Second Assignment of Error
The trial court committed plain error by accepting the guardian ad litem's report into evidence and by permitting the guardian ad litem to present an oral report and custody recommendation to the court without giving [Mrs. Murphy] an opportunity to cross examine the guardian.
Mrs. Murphy has asserted that the trial court's judgment was not supported by clear and convincing evidence. Additionally, she has asserted the trial court committed plain error by failing to allow her to cross-examine the guardian ad litem. This Court affirms the judgment of the juvenile court.
As an initial matter, this Court notes that a hearing was conducted on CSB's motion for permanent custody. Mrs. Murphy has submitted to this Court a transcript of those proceedings, which was produced by an unofficial court reporter. Loc.R. 5(A)(2)(a) provides:
In appeals of proceedings not attended by an official court reporter, regardless of the means by which the proceedings are recorded, the appellant shall proceed under App.R. 9(C) or 9(D). A statement pursuant to App.R. 9(C) or 9(D) must be in written form and approved by the trial court.
(Emphasis added.) Mrs. Murphy did not provide this Court with a statement of the juvenile court as is required by either App.R. 9(C) or (D). As a result, this Court cannot consider the transcript filed by Mrs. Murphy. This Court's review, therefore, is limited to the exhibits contained in the record and the juvenile court's judgment entry. Akron v.Brustoski (Apr. 12, 2000), Summit App. No. 19724, unreported, at 4.
As the appellant, Mrs. Murphy had the responsibility of providing this Court with a record of the facts, testimony, and evidentiary matters necessary to support her assignments of error.Volodkevich v. Volodkevich (1989), 48 Ohio App.3d 313, 314.
When portions of the transcript necessary for resolution of assigned errors are omitted from the record, the reviewing court has nothing to pass upon and thus, as to those assigned errors, the court has no choice but to presume the validity of the lower court's proceedings, and affirm.

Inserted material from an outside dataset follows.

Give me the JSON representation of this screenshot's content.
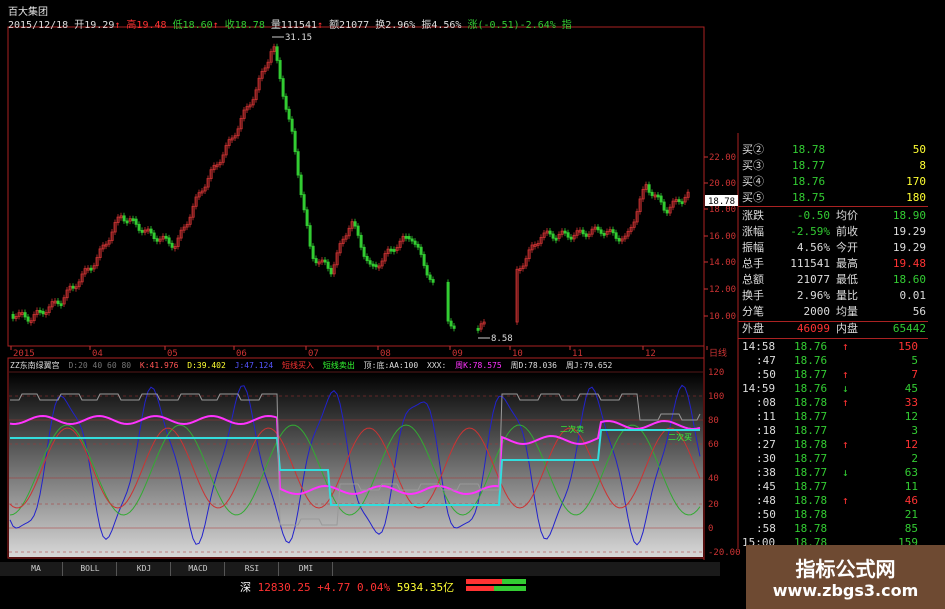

Knapp v. Edwards Laboratories (1980), 61 Ohio St.2d 197, 199. Thus, in the absence of a complete record, this Court must presume regularity in the trial court's proceedings and accept its judgment. Wozniak v. Wozniak (1993), 90 Ohio App.3d 400,409. Because the transcript is necessary for the resolution of both of Mrs. Murphy's assignments of error, this Court must presume the regularity in the juvenile court's proceedings and affirm the judgment of the juvenile court.
III. Mrs. Murphy's assignments of error are overruled. The judgment of the juvenile court is affirmed.
Judgment affirmed.
The Court finds that there were reasonable grounds for this appeal.
We order that a special mandate issue out of this Court, directing the Court of Common Pleas, County of Summit, to carry this judgment into execution. A certified copy of this journal entry shall constitute the mandate, pursuant to App.R. 27.
Immediately upon the filing hereof, this document shall constitute the journal entry of judgment, and it shall be file stamped by the Clerk of the Court of Appeals at which time the period for review shall begin to run. App.R. 22(E).
Costs taxed to Appellant. Exceptions.
_____________________________ BETH WHITMORE, FOR THE COURT.
SLABY, P.J. and QUILLIN, J.* CONCUR.
* Quillin, J., retired Judge of the Ninth District Court of Appeals, sitting by assignment pursuant to Section 6 (C), Article IV, Constitution.